With a simple set that featured Heffner and his guests seated around a table, the show's emphasis was on ideas. "One could listen and learn, and if not be persuaded, at least be informed," reviewer John Corry wrote in the New York Times in 1987. Many of Heffner's conversations were collected in the book "A Conversational History of Modern America" and are available in a WNET digital archive.
To mark the 50th anniversary of the show in 2006, Heffner switched seats and let television journalist Bill Moyers interview him. He reminisced about his favorite guests, including Malcolm X, who came on the show after the assassination of civil rights leader Medgar Evers, and former CIA director Richard Helms, who talked about meeting Adolf Hitler.
When Heffner accepted Valenti's offer in 1974, he commuted every week to Los Angeles, where he watched movies and advised the members of the ratings panel, who were parents with no involvement in the film business.
During Heffner's tenure, the MPAA was the target of a rare lawsuit over its classification system: It was sued by Miramax for the X rating given to Pedro Almodovar's 1990 black comedy about a mental patient who kidnaps a porn star, "Tie Me Up! Tie Me Down!"
The case brought criticism of Heffner's style as chairman. Although he said he generally voted only to break a tie, prominent directors and producers who had clashed with him over their films said he wielded great influence. "He's completely on your side, it seems, like he wants to help the movie … then the guy kills you," director Alan Parker, who butted heads with Heffner over the first cut of his 1987 voodoo thriller "Angel Heart," told the Los Angeles Times in 1990. Others, such as director William Friedkin, described Heffner as dictatorial.

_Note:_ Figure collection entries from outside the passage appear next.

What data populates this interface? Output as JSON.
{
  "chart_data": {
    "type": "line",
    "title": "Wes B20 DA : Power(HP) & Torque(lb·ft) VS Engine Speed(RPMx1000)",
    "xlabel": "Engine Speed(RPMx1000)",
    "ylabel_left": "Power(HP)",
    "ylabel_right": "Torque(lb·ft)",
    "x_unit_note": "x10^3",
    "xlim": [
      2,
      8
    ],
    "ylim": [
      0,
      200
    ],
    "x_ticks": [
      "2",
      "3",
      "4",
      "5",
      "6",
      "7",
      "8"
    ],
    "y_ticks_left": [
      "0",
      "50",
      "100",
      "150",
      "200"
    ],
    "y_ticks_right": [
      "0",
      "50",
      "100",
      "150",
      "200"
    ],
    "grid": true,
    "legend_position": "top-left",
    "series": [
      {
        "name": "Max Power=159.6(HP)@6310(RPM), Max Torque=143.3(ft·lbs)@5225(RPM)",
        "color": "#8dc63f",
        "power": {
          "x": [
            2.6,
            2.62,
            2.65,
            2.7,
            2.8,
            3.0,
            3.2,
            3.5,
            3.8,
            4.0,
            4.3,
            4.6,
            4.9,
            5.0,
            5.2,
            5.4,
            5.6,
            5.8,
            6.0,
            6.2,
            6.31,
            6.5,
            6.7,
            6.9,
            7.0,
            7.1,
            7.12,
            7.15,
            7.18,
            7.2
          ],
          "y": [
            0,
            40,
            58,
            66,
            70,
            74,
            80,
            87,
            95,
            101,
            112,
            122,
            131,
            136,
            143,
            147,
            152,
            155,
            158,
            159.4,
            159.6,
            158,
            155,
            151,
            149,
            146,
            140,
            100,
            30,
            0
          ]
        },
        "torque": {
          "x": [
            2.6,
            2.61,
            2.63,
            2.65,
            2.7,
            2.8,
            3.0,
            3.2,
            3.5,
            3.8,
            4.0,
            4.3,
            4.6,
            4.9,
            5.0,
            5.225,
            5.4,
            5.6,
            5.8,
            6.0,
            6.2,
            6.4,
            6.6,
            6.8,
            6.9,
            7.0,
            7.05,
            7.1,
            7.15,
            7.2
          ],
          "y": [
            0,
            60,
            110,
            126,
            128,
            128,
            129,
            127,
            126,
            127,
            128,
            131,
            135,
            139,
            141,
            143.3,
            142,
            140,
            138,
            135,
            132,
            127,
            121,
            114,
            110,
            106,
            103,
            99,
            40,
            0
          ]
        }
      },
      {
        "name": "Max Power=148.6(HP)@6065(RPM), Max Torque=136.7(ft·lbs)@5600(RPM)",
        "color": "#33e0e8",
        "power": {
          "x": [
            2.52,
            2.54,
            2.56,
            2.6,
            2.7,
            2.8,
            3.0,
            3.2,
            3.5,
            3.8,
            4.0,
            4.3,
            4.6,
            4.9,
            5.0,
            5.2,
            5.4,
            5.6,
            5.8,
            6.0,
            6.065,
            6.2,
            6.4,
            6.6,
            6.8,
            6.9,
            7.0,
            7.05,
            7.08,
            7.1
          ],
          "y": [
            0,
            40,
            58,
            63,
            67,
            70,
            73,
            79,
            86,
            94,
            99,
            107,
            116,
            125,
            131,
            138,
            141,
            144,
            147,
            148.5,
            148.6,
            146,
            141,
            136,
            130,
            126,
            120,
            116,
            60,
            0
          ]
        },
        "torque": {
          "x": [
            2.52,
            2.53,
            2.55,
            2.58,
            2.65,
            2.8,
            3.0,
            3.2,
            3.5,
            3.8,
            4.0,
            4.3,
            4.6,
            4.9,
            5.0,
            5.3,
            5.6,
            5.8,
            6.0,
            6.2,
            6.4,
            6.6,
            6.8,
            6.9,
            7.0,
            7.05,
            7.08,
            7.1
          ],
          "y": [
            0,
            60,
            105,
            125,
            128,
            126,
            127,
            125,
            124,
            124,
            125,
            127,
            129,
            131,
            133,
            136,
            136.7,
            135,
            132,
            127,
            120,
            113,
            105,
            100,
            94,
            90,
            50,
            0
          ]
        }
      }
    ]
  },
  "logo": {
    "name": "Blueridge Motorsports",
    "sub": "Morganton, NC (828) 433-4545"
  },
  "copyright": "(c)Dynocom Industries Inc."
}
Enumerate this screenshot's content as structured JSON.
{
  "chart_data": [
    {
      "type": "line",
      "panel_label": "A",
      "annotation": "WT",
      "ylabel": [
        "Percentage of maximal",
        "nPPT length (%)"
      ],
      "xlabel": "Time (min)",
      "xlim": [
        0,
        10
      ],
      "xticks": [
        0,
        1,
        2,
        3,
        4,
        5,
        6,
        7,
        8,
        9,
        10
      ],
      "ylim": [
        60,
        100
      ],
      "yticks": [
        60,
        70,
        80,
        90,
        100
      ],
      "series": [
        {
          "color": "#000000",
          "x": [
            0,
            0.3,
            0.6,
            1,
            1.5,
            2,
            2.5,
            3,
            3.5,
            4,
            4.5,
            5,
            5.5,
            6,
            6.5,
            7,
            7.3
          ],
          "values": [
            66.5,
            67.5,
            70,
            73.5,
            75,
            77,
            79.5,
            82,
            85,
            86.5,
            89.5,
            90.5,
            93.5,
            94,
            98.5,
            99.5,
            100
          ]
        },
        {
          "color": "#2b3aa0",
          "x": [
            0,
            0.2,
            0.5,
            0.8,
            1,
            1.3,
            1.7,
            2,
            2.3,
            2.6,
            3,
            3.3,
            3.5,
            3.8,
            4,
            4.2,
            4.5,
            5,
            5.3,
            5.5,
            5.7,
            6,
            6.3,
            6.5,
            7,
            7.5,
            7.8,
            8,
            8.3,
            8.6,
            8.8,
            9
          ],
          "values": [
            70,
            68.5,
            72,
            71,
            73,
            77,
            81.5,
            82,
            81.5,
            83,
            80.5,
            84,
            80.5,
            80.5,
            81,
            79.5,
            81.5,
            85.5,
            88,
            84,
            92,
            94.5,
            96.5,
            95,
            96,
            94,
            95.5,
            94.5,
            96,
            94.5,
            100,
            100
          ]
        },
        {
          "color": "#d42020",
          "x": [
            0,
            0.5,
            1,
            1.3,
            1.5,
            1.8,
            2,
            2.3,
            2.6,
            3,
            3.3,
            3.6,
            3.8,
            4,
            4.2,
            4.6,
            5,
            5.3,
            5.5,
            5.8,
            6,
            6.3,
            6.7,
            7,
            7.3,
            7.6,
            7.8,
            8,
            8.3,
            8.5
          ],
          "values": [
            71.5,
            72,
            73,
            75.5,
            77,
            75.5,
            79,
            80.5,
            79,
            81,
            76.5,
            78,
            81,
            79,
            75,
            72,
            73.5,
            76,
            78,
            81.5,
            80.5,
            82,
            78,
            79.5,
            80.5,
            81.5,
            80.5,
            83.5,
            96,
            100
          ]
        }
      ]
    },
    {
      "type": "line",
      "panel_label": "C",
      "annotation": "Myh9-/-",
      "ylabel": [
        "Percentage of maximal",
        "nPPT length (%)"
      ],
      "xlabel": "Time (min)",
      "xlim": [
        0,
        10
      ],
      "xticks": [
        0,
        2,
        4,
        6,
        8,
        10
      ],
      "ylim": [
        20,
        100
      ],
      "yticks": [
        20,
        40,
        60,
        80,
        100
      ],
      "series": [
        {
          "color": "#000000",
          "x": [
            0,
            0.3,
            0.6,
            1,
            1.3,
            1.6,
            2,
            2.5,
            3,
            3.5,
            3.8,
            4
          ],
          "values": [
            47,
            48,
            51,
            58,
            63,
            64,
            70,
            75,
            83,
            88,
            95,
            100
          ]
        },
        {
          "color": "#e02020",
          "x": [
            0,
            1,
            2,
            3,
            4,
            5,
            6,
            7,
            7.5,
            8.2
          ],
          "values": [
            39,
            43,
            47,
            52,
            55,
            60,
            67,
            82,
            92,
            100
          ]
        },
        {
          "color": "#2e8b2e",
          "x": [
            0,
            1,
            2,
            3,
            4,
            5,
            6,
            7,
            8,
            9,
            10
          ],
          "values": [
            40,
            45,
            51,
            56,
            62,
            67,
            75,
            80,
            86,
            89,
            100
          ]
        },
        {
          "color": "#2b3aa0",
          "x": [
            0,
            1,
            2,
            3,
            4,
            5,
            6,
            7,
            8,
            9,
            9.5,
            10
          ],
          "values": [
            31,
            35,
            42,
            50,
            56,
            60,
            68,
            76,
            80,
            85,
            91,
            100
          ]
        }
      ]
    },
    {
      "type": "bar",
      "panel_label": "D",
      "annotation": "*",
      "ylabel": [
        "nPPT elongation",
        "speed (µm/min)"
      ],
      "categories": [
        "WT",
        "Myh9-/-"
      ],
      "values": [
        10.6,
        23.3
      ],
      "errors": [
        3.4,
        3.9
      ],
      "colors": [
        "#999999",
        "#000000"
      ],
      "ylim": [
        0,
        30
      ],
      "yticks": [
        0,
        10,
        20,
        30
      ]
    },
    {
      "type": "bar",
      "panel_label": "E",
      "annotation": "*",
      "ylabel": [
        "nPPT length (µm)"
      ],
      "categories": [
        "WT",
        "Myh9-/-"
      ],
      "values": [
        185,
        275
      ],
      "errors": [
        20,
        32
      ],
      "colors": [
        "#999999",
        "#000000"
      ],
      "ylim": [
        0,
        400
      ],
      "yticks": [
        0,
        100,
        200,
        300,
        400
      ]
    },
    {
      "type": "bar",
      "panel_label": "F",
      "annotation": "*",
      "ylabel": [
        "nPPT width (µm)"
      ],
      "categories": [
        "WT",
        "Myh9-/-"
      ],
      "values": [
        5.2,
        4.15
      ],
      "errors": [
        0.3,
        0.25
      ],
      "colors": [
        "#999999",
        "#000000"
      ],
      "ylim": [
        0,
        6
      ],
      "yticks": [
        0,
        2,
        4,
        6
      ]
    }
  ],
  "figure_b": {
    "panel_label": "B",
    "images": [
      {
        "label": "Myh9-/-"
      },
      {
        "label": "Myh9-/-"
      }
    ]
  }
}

That criticism was probably unfair, according to Stephen Farber, president of the Los Angeles Film Critics Assn. and author of "The Movie Rating Game" (1972).
"My impression was he was less dictatorial than others who headed the rating board," Farber, who has written about movies and the film industry for more than 40 years, said Friday. "He seemed to me a very reasonable person who was pained by some of the decisions he enforced."
In his last years as chairman, Heffner argued with Valenti over studio heads interfering in ratings decisions. Heffner told an oral history project at Columbia University that Valenti negotiated his departure in 1994.
"I was a surrogate for parents," Heffner told the New York Times when he stepped down as chairman. "I had children. I had grandchildren. I knew parents were concerned — more, I think, with violence in films than sex, but sex too was often shown as violence. When I saw something that would have been bad for my grandchildren, I knew it was bad for us as a society. I did not need the industry to tell me it was good."
Besides his son Daniel, Heffner is survived by his wife, Elaine, son Andrew, and four grandchildren.